We've eaten really well the rest of the visit too; namely homefry scramblers with goat cheese, lattice crust apple pie, creamy corn chowder, and a yummy veggie lasagna.

We've been doing some last minute preparing for the trip, like breaking in our hiking boots and backpack hips. Jason chose to wear his pack when we went on a walk around the Rose Bowl with Kelly. I did not.

Saturday, October 10, 2009

A white sendoff...

Well it snowed in Apple Valley this morning just enough to make things a little white. Sort of an appropriate Minnesota goodbye. Most people wouldn't miss the cold snowy winters but both of us being avid broomball players, it is a little bittersweet.

We've spent the recent days visiting family/friends and doing some last minute packing/preparation. We've been living out of our car which sort of gives us practice for New Zealand. Thanks to everyone who welcomed us with food and beds. Jason and Erin even let us spread our stuff all over their living room as we did our paring down.

We made a stop by the house to drop off one last load and lock up all our stuff in the attic. We also said goodbye to Pip (our cat). Pete and Jo (left) are looking after the house and Pip for us while we're gone. They are already settled in and handling everything. They've been super flexible dealing with our delayed departure and Jo's even decorated the house for Halloween.

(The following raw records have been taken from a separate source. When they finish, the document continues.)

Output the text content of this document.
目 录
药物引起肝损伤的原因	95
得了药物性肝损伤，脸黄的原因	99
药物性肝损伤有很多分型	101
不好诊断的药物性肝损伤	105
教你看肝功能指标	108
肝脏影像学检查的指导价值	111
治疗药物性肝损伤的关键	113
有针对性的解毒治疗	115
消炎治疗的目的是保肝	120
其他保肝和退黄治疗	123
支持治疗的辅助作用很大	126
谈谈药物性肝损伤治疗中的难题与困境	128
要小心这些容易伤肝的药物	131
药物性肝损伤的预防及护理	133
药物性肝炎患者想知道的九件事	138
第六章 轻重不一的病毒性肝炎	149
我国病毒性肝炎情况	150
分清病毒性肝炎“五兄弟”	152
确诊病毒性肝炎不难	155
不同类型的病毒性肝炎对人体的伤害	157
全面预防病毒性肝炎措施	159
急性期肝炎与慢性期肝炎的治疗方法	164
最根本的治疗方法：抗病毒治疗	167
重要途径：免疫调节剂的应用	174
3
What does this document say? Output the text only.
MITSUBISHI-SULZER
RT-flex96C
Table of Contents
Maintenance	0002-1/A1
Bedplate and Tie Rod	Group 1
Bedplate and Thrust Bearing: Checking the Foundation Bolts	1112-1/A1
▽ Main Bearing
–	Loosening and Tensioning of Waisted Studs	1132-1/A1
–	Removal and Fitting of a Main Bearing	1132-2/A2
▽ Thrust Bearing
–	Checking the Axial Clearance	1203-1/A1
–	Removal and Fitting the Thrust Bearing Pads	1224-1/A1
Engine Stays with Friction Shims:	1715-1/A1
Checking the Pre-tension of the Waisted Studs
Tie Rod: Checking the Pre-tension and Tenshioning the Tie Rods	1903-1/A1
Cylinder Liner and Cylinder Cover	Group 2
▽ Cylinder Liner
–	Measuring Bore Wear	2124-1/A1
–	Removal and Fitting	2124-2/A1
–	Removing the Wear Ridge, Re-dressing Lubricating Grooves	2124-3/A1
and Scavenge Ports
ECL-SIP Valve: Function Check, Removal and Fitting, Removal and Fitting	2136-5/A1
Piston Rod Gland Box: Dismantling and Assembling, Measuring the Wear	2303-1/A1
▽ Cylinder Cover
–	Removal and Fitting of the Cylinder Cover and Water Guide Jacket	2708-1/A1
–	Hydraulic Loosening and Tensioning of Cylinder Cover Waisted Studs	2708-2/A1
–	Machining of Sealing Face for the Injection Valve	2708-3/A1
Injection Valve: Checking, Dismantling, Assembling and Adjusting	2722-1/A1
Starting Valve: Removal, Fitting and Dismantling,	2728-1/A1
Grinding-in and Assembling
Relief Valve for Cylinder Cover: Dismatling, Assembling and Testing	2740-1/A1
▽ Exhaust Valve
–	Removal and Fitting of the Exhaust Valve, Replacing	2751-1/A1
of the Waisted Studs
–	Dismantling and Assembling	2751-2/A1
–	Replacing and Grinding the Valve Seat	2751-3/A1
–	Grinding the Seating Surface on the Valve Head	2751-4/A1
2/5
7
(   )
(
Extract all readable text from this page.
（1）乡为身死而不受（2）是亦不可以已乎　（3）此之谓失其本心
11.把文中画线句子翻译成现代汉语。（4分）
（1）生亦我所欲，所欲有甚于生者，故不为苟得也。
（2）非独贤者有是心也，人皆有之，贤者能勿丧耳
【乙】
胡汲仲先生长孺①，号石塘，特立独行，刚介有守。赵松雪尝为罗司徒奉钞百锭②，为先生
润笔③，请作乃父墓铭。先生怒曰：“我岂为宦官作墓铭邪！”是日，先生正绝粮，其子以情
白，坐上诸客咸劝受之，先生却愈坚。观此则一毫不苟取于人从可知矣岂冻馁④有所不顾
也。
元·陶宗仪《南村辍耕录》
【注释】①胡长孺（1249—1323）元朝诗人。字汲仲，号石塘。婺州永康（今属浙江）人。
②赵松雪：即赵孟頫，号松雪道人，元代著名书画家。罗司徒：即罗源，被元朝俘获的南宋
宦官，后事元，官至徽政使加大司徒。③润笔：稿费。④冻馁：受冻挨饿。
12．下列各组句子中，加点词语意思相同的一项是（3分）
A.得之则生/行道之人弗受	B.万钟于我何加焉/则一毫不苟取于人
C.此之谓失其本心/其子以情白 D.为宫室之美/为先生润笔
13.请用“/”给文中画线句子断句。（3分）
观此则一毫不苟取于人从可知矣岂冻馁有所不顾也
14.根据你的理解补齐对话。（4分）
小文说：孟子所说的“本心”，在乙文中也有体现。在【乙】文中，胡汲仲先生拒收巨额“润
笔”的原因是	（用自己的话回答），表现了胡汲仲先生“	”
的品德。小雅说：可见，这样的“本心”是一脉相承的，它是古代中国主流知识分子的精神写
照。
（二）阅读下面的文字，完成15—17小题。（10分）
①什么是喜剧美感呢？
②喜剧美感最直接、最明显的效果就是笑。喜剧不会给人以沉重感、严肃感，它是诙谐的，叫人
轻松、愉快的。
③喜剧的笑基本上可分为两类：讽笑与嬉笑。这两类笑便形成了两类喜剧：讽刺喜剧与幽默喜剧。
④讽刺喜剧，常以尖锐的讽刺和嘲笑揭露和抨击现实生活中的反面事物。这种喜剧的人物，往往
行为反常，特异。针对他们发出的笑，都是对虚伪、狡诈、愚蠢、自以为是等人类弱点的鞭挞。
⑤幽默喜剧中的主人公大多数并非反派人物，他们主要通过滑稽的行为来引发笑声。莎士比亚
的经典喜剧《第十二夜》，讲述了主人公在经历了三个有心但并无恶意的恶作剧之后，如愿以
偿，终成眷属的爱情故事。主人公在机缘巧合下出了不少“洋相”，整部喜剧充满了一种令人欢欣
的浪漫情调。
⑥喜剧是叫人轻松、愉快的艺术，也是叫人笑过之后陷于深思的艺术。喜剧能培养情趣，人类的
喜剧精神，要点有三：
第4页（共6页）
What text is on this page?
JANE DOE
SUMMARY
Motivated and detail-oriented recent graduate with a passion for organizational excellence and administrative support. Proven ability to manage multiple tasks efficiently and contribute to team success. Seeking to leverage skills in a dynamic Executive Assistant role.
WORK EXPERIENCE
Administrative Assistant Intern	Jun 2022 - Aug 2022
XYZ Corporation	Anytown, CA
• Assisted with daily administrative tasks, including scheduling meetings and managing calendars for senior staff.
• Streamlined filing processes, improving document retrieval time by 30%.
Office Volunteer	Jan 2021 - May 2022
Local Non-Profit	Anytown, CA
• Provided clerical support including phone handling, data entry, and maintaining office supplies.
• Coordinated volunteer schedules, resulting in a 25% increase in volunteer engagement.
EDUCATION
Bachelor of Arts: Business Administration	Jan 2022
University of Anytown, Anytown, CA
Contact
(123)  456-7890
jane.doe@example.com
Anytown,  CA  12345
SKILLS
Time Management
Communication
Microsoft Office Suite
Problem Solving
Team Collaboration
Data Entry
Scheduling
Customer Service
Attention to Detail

So now it's on to LA for a few days where we'll visit Kelly and Alan before taking off for Auckland, NZ.

Thursday, October 1, 2009

Departure Set for Oct 10.

Departure has been finalized for Oct 10. Things got reshuffled so that we would be able to attend the funeral for Megan's grandpa who just passed away. We fly to Los Angeles, California where we have a few days to visit with friends/family who are there and then we're on to New Zealand. We did have to remove the Australia leg of our flight. Hopefully we'll be able to add it back in at some later date to visit Jason's friends.